Defendant moves pursuant to CPLR 5204 to discharge levies of execution issued September 19 and 25, 1985 on two of its bank accounts. CPLR 5204 provides: "Upon motion of the judgment debtor, upon notice to the judgment creditor, the sheriff and the sureties upon the undertaking, the court may order, upon such terms as justice requires, that the lien of a money judgment, or that a levy made pursuant to an execution issued upon a money judgment, be released as to all or specified real or personal property upon the ground that the judgment debtor has given an undertaking upon appeal sufficient to secure the judgment creditor.”
A judgment in favor of plaintiff for $18,650.67 was rendered on August 30, 1985, and entered and docketed on September *105610, 1985. Plaintiff did not serve a copy of this judgment with notice of entry. Instead, it caused the Sheriff to levy execution on two bank accounts tying up over $33,000 of defendant’s funds.
Defendant served and filed a notice of appeal dated September 23, 1985, and by a bond dated October 9, 1985, it secured a stay of the judgment by an undertaking to pay $18,650.67 in the event of an affirmance, in whole or in part, or dismissal of its appeal. (CPLR 5519 [a] [2].)
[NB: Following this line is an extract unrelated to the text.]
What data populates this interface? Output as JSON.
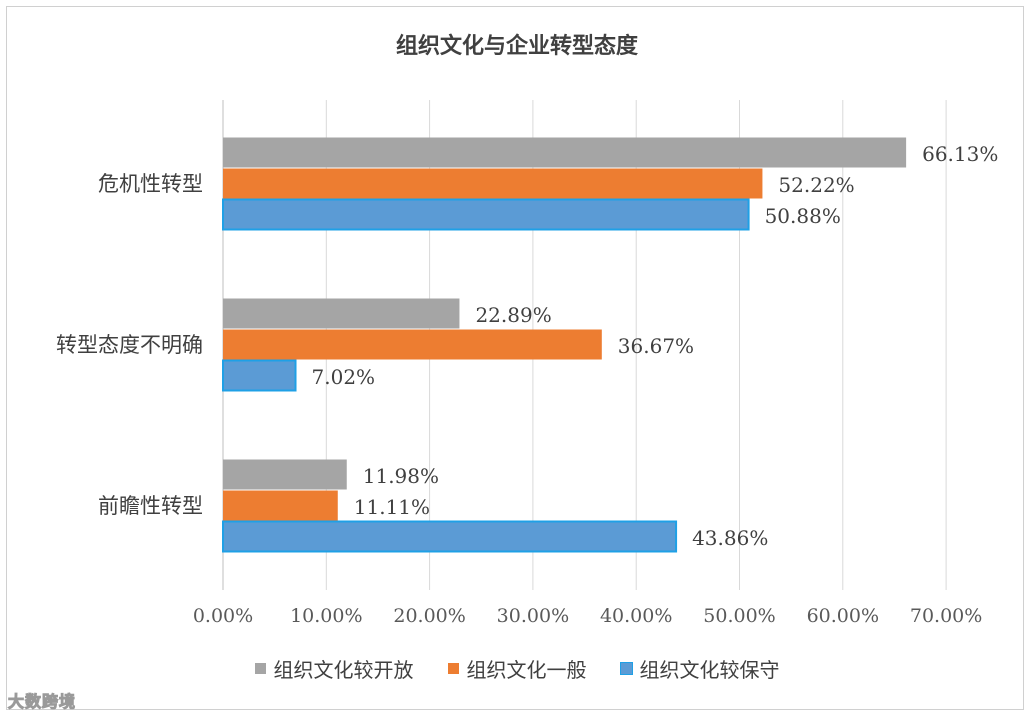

Thus secured, the plaintiff has no interest in opposing this motion. It is the Sheriff, now owed $950.03 in poundage and fees, who cross-moves to fix that sum and direct its payment as a condition to the discharge of the levies. This, of course, aggravates the judgment debtor who feels that the judgment creditor should have served notice of entry of the judgment before acting to collect it thereby incurring poundage and fees. This overlooks the professional responsibility owing by counsel to the judgment creditor competently and zealously to safeguard his client’s interest (Code of Professional Responsibility, Canons 6, 7) and the maxim that "the race is to the swift” (Davidson, "War Song”). To have failed to act as plaintiff did risked loss of priority. (See, Siegel, NY Prac § 520, at 710; Matter of Graze v Bankers Trust Co., 45 Misc 2d 610.) Plaintiff had no obligation to serve a copy of the judgment with notice of entry before pursuing its enforcement remedies. "Once his judgment has been entered — that is the moment which makes the judgment enforceable — the judgment creditor may turn to whichever devices suit his particular purpose.” (Siegel, op. cit. § 485, at 652.)
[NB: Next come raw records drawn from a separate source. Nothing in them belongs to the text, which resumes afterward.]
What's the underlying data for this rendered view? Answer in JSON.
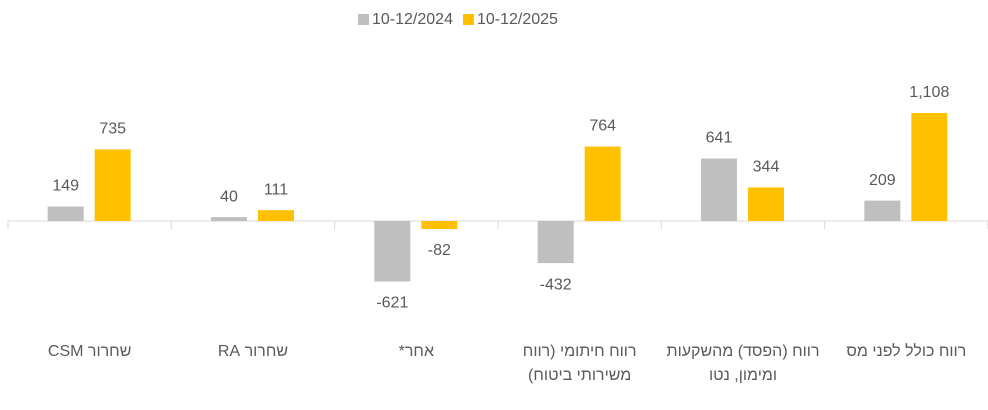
{
  "chart_data": {
    "type": "bar",
    "categories": [
      "שחרור CSM",
      "שחרור RA",
      "אחר*",
      "רווח חיתומי (רווח משירותי ביטוח)",
      "רווח (הפסד) מהשקעות ומימון, נטו",
      "רווח כולל לפני מס"
    ],
    "series": [
      {
        "name": "10-12/2024",
        "color": "#bfbfbf",
        "values": [
          149,
          40,
          -621,
          -432,
          641,
          209
        ]
      },
      {
        "name": "10-12/2025",
        "color": "#ffc000",
        "values": [
          735,
          111,
          -82,
          764,
          344,
          1108
        ],
        "value_labels": [
          "735",
          "111",
          "-82",
          "764",
          "344",
          "1,108"
        ]
      }
    ],
    "legend": "top"
  }
}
Entry is defined in CPLR 5016 (a) as the filing of the judgment, after signature, by the clerk. It is the linchpin not only of enforcement but also of appeal, for no appeal may be taken until the judgment is entered. A stay pending appeal requires service on the adversary of a notice of appeal (CPLR 5519 [a]), and, in the circumstances at bar, of the undertaking contemplated in paragraph (2) thereof. The appellant must act quickly or risk the adversary’s earlier resort to enforcement proceedings. Surely, the judgment debtor could have protected itself earlier. After all, the judgment was dated August 30— although not appealable until its entry on September 10 (Siegel, op. cit. § 534, at 744) — and the undertaking is dated October 9.
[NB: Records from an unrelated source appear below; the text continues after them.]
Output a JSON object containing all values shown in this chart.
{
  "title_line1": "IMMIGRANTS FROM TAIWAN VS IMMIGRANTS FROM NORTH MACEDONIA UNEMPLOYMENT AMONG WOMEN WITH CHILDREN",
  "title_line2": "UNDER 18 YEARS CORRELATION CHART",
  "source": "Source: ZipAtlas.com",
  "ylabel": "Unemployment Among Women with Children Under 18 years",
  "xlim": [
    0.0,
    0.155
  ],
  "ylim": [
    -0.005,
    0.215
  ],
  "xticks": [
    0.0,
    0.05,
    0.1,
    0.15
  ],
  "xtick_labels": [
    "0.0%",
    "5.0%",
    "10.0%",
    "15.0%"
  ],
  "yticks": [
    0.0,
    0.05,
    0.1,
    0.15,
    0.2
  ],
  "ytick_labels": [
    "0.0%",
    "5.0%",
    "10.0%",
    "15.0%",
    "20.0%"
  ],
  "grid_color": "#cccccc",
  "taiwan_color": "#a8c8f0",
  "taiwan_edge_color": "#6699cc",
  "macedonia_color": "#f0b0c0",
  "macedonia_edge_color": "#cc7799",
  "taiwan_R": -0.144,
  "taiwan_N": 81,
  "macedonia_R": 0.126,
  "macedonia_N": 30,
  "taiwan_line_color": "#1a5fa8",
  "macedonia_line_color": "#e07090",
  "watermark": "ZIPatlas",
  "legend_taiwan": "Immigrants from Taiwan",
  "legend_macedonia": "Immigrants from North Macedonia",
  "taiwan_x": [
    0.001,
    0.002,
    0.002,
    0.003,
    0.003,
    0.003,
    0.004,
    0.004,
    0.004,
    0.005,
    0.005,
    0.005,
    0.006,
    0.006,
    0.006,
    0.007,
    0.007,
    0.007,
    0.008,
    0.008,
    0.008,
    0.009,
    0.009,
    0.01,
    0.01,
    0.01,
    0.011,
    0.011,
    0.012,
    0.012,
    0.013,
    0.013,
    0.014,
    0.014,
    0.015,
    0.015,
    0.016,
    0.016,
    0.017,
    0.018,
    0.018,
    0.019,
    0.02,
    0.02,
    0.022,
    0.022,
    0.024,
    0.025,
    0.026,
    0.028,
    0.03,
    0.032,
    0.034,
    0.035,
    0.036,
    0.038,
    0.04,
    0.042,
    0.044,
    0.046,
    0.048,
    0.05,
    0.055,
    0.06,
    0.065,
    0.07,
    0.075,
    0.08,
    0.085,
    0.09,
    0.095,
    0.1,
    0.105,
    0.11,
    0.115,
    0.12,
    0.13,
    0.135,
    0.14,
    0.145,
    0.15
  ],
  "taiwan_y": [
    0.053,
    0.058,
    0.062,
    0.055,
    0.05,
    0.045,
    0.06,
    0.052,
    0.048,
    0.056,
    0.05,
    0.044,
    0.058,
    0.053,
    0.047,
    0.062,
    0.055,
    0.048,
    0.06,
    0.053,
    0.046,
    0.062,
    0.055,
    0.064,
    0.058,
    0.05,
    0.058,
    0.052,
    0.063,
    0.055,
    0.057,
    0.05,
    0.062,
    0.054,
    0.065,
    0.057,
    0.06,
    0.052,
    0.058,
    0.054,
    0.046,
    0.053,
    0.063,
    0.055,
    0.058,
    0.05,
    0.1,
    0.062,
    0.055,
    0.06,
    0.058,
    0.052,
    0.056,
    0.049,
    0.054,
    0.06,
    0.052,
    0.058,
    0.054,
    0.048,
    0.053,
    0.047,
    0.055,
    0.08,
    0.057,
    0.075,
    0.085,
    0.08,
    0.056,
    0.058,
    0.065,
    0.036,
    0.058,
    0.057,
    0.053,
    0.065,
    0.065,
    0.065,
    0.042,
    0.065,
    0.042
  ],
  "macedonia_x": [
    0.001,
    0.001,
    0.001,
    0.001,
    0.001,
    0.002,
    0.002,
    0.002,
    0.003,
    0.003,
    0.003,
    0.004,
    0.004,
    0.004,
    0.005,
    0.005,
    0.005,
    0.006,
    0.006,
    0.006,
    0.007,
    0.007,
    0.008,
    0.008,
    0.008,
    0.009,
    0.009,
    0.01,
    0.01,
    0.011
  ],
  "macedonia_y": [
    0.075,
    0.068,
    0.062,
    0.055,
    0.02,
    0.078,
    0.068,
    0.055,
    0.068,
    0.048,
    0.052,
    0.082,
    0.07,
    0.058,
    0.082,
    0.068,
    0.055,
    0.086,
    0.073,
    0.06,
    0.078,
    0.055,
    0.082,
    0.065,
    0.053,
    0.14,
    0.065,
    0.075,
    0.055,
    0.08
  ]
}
The undertaking does not run in favor of the Sheriff. There *1057is no way for the Sheriff to recover the poundage and fees to which he is entitled except from the defendant or its funds on which he has levied.
Accordingly, the motion and cross motion are granted to the extent that the lien of plaintiff’s judgment is released as to defendant’s accounts in Banco Central of New York and National Westminster Bank, U.S.A. except to the extent of $950.03 which are the fees and poundage owing to the Sheriff. This sum may be collected from the foregoing accounts unless the judgment debtor otherwise makes payment to the Sheriff on the settlement of the order hereon. In either event, if the judgment ultimately be reversed, the $950.03, shall be taxable as a disbursement in favor of the defendant. (CPLR 8301 [a] [12].)